In this chapter, I share my journey of navigating the third space as a transnational Japanese and American through autoethnographic vignettes. My hope is to reveal how a simple change in my self-introduction was a result of years of grappling with my sense of belonging in the first and second spaces of Japan and the United States and realizing the value of my experiences in the transnational Third Space. Autoethnography provided me the opportunity to practice reflexivity in my research to examine my positionality and by uncovering stories of belonging, uncovering my identity as a transnational third space. I provide an overview of autoethnography as a method to reveal my identity story to arrive at the transnational third space. Along with sharing vignettes, I discuss how autoethnography serves as a platform for first person accounts of minoritized and silenced voices to be heard and experiences to be shared. To conclude, I suggest autoethnographic activities in classrooms to create a transnational third space in educational contexts to encourage a diverse learning environment for students, while valuing their lives outside the classroom.
My Family Background
Existing in the between space of neither this nor that, life has been a struggle of grasping the uncertain identity and sense of belonging as a Japanese and American. It was an internal struggle of constantly being told what I was not, yet perpetually uncertain how to express who I was within others’ seemingly dichotomous view of being either Japanese or American.
My mother is a Japanese woman, and my father is a White American man. My mother’s hometown was a coastal city in Kyushu, the southernmost island of Japan. Her parents owned a small, traditional kimono business that embroidered and painted family crests onto kimonos. My grandfather was known in town for being extremely Japanese, even by Japanese peoples’ standards. The only time he wore Western clothing was during World War II, when he was sent to Manchuria and was a prisoner of war for three years.

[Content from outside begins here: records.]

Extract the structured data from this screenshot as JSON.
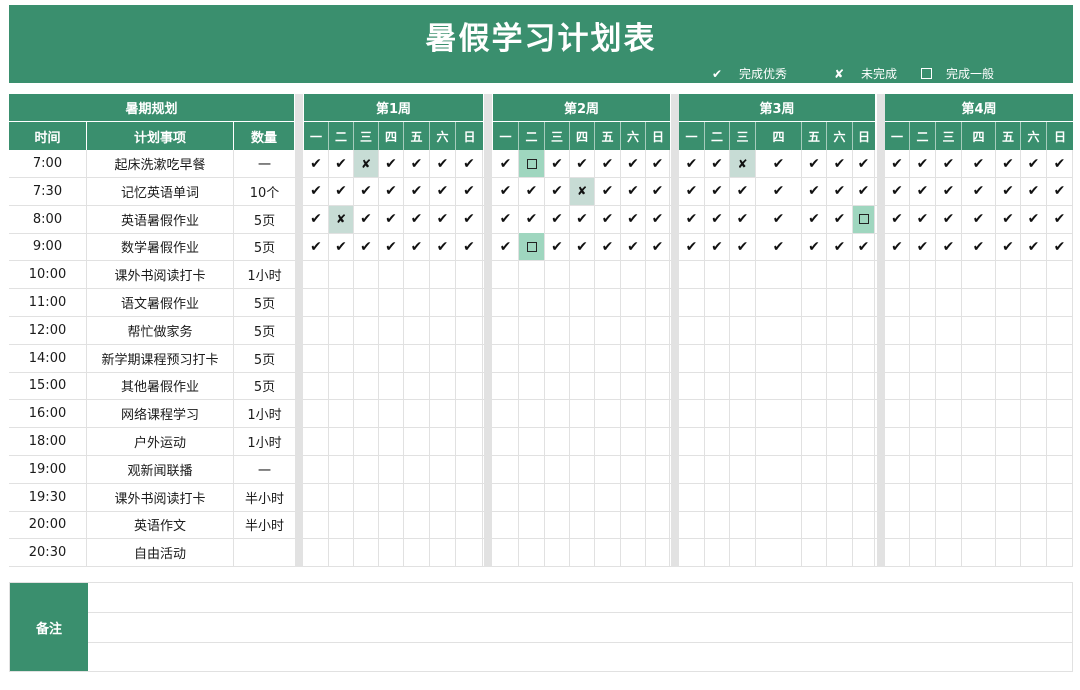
{
  "title": "暑假学习计划表",
  "legend": [
    {
      "symbol": "✔",
      "label": "完成优秀"
    },
    {
      "symbol": "✘",
      "label": "未完成"
    },
    {
      "symbol": "□",
      "label": "完成一般"
    }
  ],
  "left_header": {
    "section": "暑期规划",
    "col_time": "时间",
    "col_item": "计划事项",
    "col_qty": "数量"
  },
  "weeks": [
    "第1周",
    "第2周",
    "第3周",
    "第4周"
  ],
  "days": [
    "一",
    "二",
    "三",
    "四",
    "五",
    "六",
    "日"
  ],
  "rows": [
    {
      "time": "7:00",
      "item": "起床洗漱吃早餐",
      "qty": "一"
    },
    {
      "time": "7:30",
      "item": "记忆英语单词",
      "qty": "10个"
    },
    {
      "time": "8:00",
      "item": "英语暑假作业",
      "qty": "5页"
    },
    {
      "time": "9:00",
      "item": "数学暑假作业",
      "qty": "5页"
    },
    {
      "time": "10:00",
      "item": "课外书阅读打卡",
      "qty": "1小时"
    },
    {
      "time": "11:00",
      "item": "语文暑假作业",
      "qty": "5页"
    },
    {
      "time": "12:00",
      "item": "帮忙做家务",
      "qty": "5页"
    },
    {
      "time": "14:00",
      "item": "新学期课程预习打卡",
      "qty": "5页"
    },
    {
      "time": "15:00",
      "item": "其他暑假作业",
      "qty": "5页"
    },
    {
      "time": "16:00",
      "item": "网络课程学习",
      "qty": "1小时"
    },
    {
      "time": "18:00",
      "item": "户外运动",
      "qty": "1小时"
    },
    {
      "time": "19:00",
      "item": "观新闻联播",
      "qty": "一"
    },
    {
      "time": "19:30",
      "item": "课外书阅读打卡",
      "qty": "半小时"
    },
    {
      "time": "20:00",
      "item": "英语作文",
      "qty": "半小时"
    },
    {
      "time": "20:30",
      "item": "自由活动",
      "qty": ""
    }
  ],
  "marks": [
    [
      "ccxcccc",
      "csccccc",
      "ccxcccc",
      "ccccccc"
    ],
    [
      "ccccccc",
      "cccxccc",
      "ccccccc",
      "ccccccc"
    ],
    [
      "cxccccc",
      "ccccccc",
      "ccccccs",
      "ccccccc"
    ],
    [
      "ccccccc",
      "csccccc",
      "ccccccc",
      "ccccccc"
    ]
  ],
  "notes_label": "备注"
}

In the 1970s, it was still uncommon for Japanese students to study abroad, yet my mother was determined to learn English and commuted for hours each day to a language school, paying tuition with the money she earned through part-time jobs. After graduating from the language school, she decided to study abroad to further her language ability. She did not go through a specific program organized by a university or the government but found accommodation and a government-funded English language school for immigrants in California on her own. My grandparents told my mother that she could study abroad in the United States under one condition—not to fall in love with an American. However, once this happened, my grandfather accepted my mother’s decision and my grandmother reluctantly agreed. During World War II, some Japanese women were given a long, wooden stick to ward off foreign soldiers, and I chuckled every time I saw that stick displayed in the guest bedroom, where we used to stay on our visits.
My father is White, from a middle-class Christian family from the Midwest. His family had a small business that distributed janitorial supplies. My grandfather was also a pastor at a church, so my father was kept busy helping with the business and attending many of the church activities at the chapel. They used to travel around the nation because my grandfather was invited to speak in many churches and to youth groups. My father played basketball in high school and college but was drafted into the Vietnam War.
About ten years later after he met my mother, he learned Japanese through cassette tapes they found at the local library that were made for diplomats working in post-war Japan. I now appreciate that both of my parents valued language learning, which led me to be bilingual. After I was born, my parents decided to move to Japan for a couple of years because my father wanted to experience Japanese culture. We first lived in Kanagawa Prefecture, just outside of Tokyo. We happened to live close to a U. S. military base, but my father was not in the military. When I was in the sixth grade, we moved to Tokyo—within walking distance from the famous Shibuya crossing. Although the move to Japan was supposed to be temporary, thirty-seven years later, my parents are still there today. Whenever I see pictures from my parents’ past, I wonder how two people living in such different worlds could come together. Even with parents with strong national identities for the respective countries, I felt disconnected from Japan and America, my first and second spaces.